Eliminating any clear definition of influence from a conscious, the ambiguous nature behind their coined chaos system works behind the framework of narrative and gameplay to adapt the world covertly to whatever you resolve on any chain of events without catering to you personally, but rather what you infuse into the premise. I then initiated my time stop ability and snuck by the mobile tank-like machines referred to as “Tall-boys” in order to get by and infiltrate my targets party through one jump of the fence. Even as I was within the grounds, I still had no way to determine my target due to the event being masquerade affair, so being given a palate of various options, I chose to eavesdrop. Learning what the target was wearing, I started my approach and was interrupted by a supposed ally who claimed he supported my cause but was in love with my future victim, pleading that I hand her over to him instead and that she could imprisoned to ensure her influence is silence. The target would no longer oppose my cause and there would be no need for her blood to be spilled. I chose to agree…only to placate him.
Seeing her life as a liability, I approached her, given the opportunity at several different points to warn her of my intentions or coerce her into forced hiding, I chose to seduce her instead, and then I did the deed in her own bed.

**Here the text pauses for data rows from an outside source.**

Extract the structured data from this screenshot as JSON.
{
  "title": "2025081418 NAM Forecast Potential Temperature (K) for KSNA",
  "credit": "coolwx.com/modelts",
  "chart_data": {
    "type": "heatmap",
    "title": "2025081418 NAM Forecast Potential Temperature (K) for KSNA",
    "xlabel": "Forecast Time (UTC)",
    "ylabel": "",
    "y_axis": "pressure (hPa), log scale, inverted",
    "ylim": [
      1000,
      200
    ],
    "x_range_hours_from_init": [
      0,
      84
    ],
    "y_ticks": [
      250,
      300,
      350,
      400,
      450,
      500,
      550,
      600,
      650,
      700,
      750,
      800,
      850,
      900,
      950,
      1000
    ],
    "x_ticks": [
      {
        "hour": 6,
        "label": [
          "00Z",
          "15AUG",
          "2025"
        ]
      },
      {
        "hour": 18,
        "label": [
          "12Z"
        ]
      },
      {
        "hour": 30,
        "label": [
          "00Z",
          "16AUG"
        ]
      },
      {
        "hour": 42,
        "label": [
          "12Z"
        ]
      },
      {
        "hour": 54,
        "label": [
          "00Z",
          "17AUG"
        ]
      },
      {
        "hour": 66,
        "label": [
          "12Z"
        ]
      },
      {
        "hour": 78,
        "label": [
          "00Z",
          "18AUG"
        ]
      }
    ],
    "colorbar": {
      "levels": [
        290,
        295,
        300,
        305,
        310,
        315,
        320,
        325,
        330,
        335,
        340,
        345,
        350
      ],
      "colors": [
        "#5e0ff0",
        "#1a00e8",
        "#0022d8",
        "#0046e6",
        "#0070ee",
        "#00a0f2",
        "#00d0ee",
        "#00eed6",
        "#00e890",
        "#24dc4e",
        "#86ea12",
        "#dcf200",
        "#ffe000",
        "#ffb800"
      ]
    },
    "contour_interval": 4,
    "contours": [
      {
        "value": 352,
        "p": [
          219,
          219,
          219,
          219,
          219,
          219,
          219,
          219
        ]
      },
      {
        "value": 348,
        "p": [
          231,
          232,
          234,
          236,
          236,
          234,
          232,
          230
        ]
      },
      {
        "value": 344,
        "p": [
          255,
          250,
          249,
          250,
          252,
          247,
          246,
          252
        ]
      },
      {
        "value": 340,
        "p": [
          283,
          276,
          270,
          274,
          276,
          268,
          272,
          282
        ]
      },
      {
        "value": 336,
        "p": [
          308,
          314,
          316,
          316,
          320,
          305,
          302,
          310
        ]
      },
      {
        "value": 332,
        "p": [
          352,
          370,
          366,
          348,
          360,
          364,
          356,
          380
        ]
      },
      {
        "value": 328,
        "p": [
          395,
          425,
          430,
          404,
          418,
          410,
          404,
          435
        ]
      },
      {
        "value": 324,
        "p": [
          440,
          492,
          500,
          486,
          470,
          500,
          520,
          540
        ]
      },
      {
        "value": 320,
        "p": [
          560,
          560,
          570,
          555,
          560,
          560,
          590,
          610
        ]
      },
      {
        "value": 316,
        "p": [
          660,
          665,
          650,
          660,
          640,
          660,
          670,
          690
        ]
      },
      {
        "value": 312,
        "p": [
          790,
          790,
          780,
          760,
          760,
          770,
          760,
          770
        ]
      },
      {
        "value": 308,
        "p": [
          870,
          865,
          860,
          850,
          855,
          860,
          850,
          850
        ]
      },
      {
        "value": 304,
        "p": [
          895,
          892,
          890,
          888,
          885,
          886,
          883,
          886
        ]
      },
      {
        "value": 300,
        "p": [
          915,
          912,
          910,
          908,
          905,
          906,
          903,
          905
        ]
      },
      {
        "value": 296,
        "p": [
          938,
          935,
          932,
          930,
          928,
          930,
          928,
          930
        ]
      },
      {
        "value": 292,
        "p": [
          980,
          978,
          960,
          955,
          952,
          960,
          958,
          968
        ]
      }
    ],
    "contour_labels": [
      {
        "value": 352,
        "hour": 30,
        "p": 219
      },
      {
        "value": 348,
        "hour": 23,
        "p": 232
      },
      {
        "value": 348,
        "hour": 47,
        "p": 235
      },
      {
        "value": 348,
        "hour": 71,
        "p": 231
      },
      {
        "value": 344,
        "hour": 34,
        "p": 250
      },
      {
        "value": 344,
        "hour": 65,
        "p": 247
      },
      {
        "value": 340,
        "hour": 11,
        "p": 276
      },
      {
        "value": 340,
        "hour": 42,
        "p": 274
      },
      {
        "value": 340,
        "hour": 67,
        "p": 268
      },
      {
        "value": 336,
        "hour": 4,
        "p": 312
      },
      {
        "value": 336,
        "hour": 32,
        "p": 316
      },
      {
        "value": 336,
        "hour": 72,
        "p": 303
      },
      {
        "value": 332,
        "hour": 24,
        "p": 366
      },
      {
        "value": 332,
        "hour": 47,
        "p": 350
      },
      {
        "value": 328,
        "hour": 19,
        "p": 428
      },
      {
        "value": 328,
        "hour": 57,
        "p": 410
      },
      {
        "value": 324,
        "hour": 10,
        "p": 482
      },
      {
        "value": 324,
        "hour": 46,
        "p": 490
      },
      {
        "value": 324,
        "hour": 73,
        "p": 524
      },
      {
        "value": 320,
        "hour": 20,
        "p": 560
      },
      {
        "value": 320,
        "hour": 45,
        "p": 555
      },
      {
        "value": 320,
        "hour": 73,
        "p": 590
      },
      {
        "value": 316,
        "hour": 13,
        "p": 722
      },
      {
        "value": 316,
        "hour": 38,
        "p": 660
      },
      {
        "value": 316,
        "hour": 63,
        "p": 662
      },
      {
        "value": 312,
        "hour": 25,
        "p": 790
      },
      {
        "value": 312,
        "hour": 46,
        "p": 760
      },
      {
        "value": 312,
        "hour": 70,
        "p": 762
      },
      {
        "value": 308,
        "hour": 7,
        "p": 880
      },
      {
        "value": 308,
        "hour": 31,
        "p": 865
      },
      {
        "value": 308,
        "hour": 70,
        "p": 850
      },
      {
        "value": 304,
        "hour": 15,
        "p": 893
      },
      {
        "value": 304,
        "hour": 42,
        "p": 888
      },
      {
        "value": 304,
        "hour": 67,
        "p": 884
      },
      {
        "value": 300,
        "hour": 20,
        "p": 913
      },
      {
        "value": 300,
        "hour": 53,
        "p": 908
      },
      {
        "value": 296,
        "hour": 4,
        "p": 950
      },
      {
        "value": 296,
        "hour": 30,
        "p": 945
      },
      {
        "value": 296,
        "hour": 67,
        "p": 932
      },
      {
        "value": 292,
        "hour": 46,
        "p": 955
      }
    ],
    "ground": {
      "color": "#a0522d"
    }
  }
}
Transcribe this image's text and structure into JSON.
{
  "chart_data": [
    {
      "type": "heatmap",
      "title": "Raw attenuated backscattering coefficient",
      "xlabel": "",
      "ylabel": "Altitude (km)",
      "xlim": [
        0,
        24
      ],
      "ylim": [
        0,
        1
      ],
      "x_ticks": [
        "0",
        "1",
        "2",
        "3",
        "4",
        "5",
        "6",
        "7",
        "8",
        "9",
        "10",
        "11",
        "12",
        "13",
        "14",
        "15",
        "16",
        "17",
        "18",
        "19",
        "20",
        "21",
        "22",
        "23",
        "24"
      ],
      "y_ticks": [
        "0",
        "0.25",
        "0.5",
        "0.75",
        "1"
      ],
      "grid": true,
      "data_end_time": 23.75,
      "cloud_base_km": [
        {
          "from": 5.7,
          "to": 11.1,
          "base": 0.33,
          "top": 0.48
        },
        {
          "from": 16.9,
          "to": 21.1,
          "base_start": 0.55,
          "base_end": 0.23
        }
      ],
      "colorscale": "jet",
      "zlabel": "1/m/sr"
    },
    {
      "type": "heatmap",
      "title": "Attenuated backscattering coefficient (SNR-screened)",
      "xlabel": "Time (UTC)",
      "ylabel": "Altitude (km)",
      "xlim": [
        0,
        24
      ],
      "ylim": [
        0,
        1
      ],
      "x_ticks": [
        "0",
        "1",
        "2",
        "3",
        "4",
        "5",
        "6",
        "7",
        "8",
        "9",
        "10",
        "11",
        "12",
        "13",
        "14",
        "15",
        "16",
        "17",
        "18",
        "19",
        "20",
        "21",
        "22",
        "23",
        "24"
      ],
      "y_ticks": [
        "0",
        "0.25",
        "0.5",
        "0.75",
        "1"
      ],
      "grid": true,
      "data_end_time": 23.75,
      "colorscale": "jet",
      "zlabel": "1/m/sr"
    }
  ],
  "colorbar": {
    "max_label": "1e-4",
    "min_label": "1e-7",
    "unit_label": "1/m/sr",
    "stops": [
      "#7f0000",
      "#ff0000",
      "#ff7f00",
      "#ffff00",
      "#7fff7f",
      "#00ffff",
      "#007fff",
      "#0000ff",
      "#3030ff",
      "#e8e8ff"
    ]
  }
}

The execution that the premise delivers and its conviction to the indefinite fate that your actions wield and the subtlety in your world's transformation is why the chaos system seems to gel so in a lot of right ways. Decisions are instinctive to the plot and manage to reinforce an engaging bridge of storytelling with the protagonist, and find a way of playing a part in the choices you’ll be tasked to make. These choices come natural to the mindset of life in a shambled world, plagued by an epidemic infection where the advantaged struggle to survive and the poor are trampled in the wake. With this level engagement at hand without a programed response of reflexively bouncing off of any core fundamentals of the so-called “moral compass” gives you the ability to play based on what feels the most pragmatic, and how you wanted to aid your cause, not what’s right or wrong. The variety of choices were limited, but the timing and nature of the decisions and how I made them became the delight and satisfaction behind them so surprising with the amount of time I had with the build.
Dishonored is slated to hit shelves sometime in October, and if the preview is any indication, the experience waiting for you within its world could be one that's hard to best.